Si l’art est bien une expérience partagée fondée à nous réapproprier le sens de notre existence et si son exercice implique l’émancipation de toute forme de pouvoir autre que celui qu’il instaure lui-même, la question pendante est bien celle de la liberté supposée de l’artiste, dès lors que Schiller rappelait que « l’art est fille de la liberté ». Cette liberté revendiquée et postulée par les artistes eux-mêmes devient problématique à la lumière du débat déjà connu de Platon.

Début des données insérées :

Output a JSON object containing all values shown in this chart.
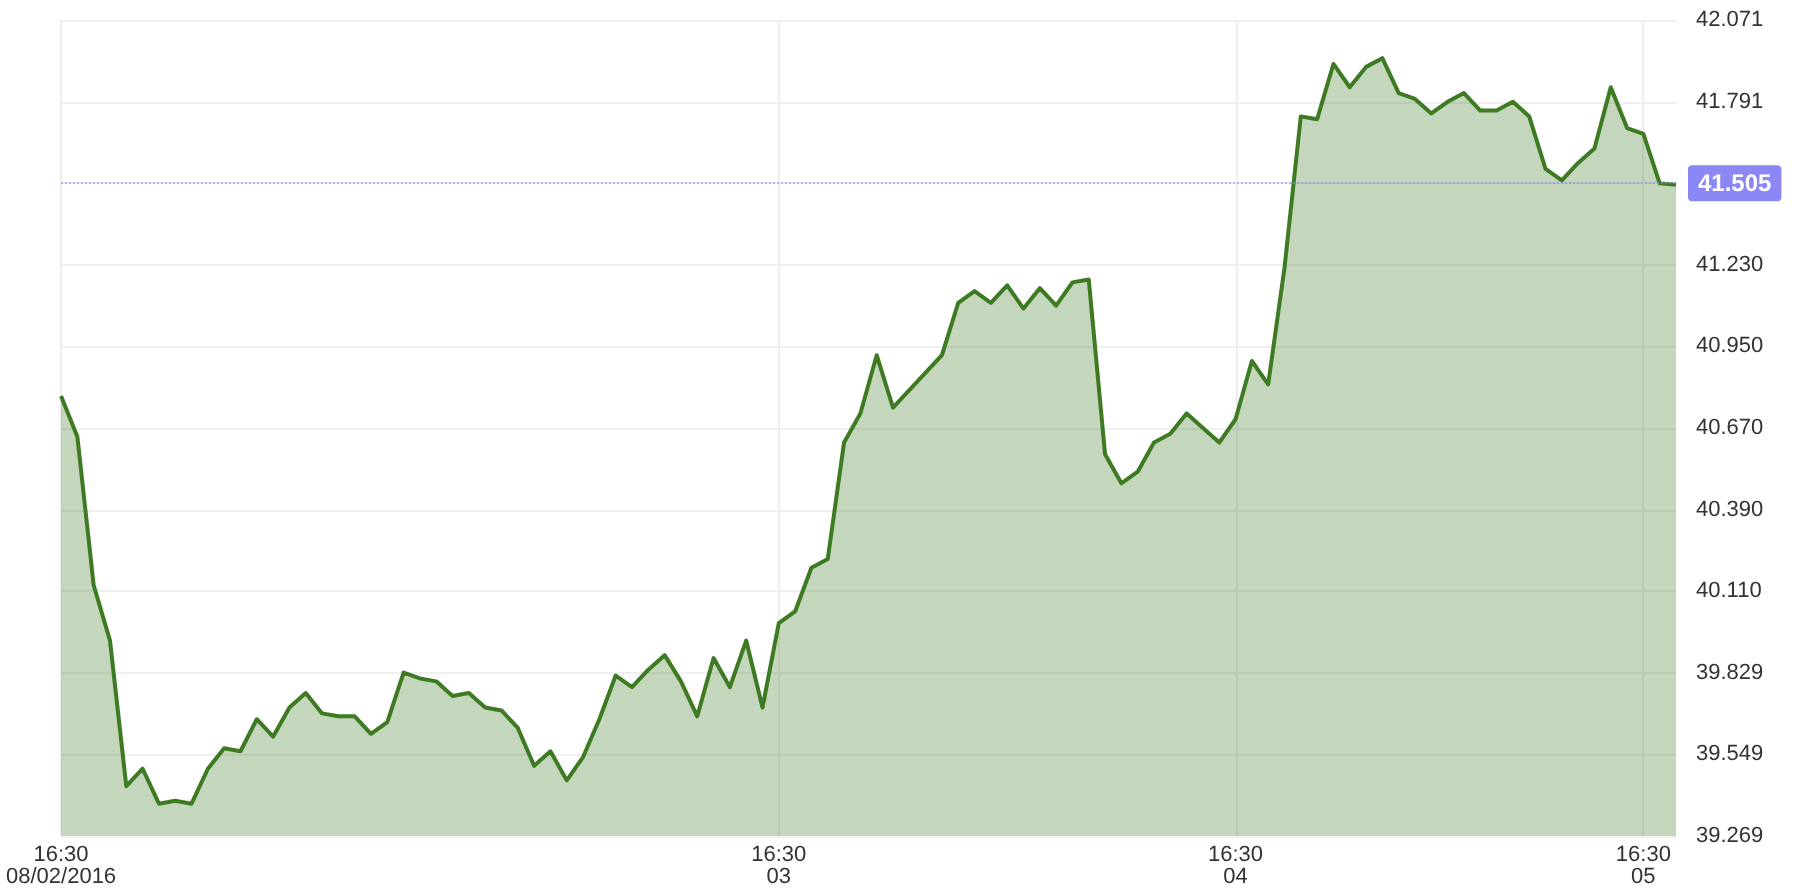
{
  "chart_data": {
    "type": "area",
    "categories": [
      "16:30\n08/02/2016",
      null,
      null,
      null,
      null,
      null,
      null,
      null,
      null,
      null,
      null,
      null,
      null,
      null,
      null,
      null,
      null,
      null,
      null,
      null,
      null,
      null,
      null,
      null,
      null,
      null,
      null,
      null,
      null,
      null,
      null,
      null,
      null,
      null,
      null,
      null,
      null,
      null,
      null,
      null,
      null,
      null,
      null,
      null,
      "16:30\n03",
      null,
      null,
      null,
      null,
      null,
      null,
      null,
      null,
      null,
      null,
      null,
      null,
      null,
      null,
      null,
      null,
      null,
      null,
      null,
      null,
      null,
      null,
      null,
      null,
      null,
      null,
      null,
      "16:30\n04",
      null,
      null,
      null,
      null,
      null,
      null,
      null,
      null,
      null,
      null,
      null,
      null,
      null,
      null,
      null,
      null,
      null,
      null,
      null,
      null,
      null,
      null,
      null,
      null,
      "16:30\n05",
      null,
      null
    ],
    "series": [
      {
        "color": "#3d7a22",
        "values": [
          40.78,
          40.64,
          40.13,
          39.94,
          39.44,
          39.5,
          39.38,
          39.39,
          39.38,
          39.5,
          39.57,
          39.56,
          39.67,
          39.61,
          39.71,
          39.76,
          39.69,
          39.68,
          39.68,
          39.62,
          39.66,
          39.83,
          39.81,
          39.8,
          39.75,
          39.76,
          39.71,
          39.7,
          39.64,
          39.51,
          39.56,
          39.46,
          39.54,
          39.67,
          39.82,
          39.78,
          39.84,
          39.89,
          39.8,
          39.68,
          39.88,
          39.78,
          39.94,
          39.71,
          40.0,
          40.04,
          40.19,
          40.22,
          40.62,
          40.72,
          40.92,
          40.74,
          40.8,
          40.86,
          40.92,
          41.1,
          41.14,
          41.1,
          41.16,
          41.08,
          41.15,
          41.09,
          41.17,
          41.18,
          40.58,
          40.48,
          40.52,
          40.62,
          40.65,
          40.72,
          40.67,
          40.62,
          40.7,
          40.9,
          40.82,
          41.22,
          41.74,
          41.73,
          41.92,
          41.84,
          41.91,
          41.94,
          41.82,
          41.8,
          41.75,
          41.79,
          41.82,
          41.76,
          41.76,
          41.79,
          41.74,
          41.56,
          41.52,
          41.58,
          41.63,
          41.84,
          41.7,
          41.68,
          41.51,
          41.505
        ]
      }
    ],
    "ylim": [
      39.269,
      42.071
    ],
    "yticks": [
      39.269,
      39.549,
      39.829,
      {
        "value": 40.11,
        "label": "40.110"
      },
      {
        "value": 40.39,
        "label": "40.390"
      },
      {
        "value": 40.67,
        "label": "40.670"
      },
      {
        "value": 40.95,
        "label": "40.950"
      },
      {
        "value": 41.23,
        "label": "41.230"
      },
      {
        "value": 41.511,
        "label": null
      },
      41.791,
      42.071
    ],
    "ref_lines": [
      {
        "axis": "y",
        "value": 41.505,
        "label": "41.505",
        "color": "#8b87f5"
      }
    ],
    "grid": true,
    "marker": "none",
    "line_style": "solid"
  }
}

Il conviendra donc, dans la discussion amorcée ici, de s’interroger aussi sur la nature même de cette liberté de l’art que je qualifierais de conditionnelle, dans l’esprit de ce qu’entendait Malaparte lorsqu’il affir-mait que « Le propre de l’homme, ce n’est pas de vivre libre en liberté, mais libre dans une prison 1. »

Ainsi, l’enseignement à tirer des échecs tragiques des avant-gardes historiques, instrumentalisées ou muselées par le pouvoir politique, est moins la défiance à l’en-droit d’un art politiquement engagé que la nécessité, pour les artistes engagés dans l’action politique, de ne pas confondre le pouvoir de l’art 2 et le pouvoir politique.

1. Curzio Malaparte, Technique du coup d’État (1931), trad. Juliette Bertrand, Paris, Grasset, 1966, p. 28.2. Cf. Simon Schama, The Power of Art, Londres, The Bodley Head, 2009.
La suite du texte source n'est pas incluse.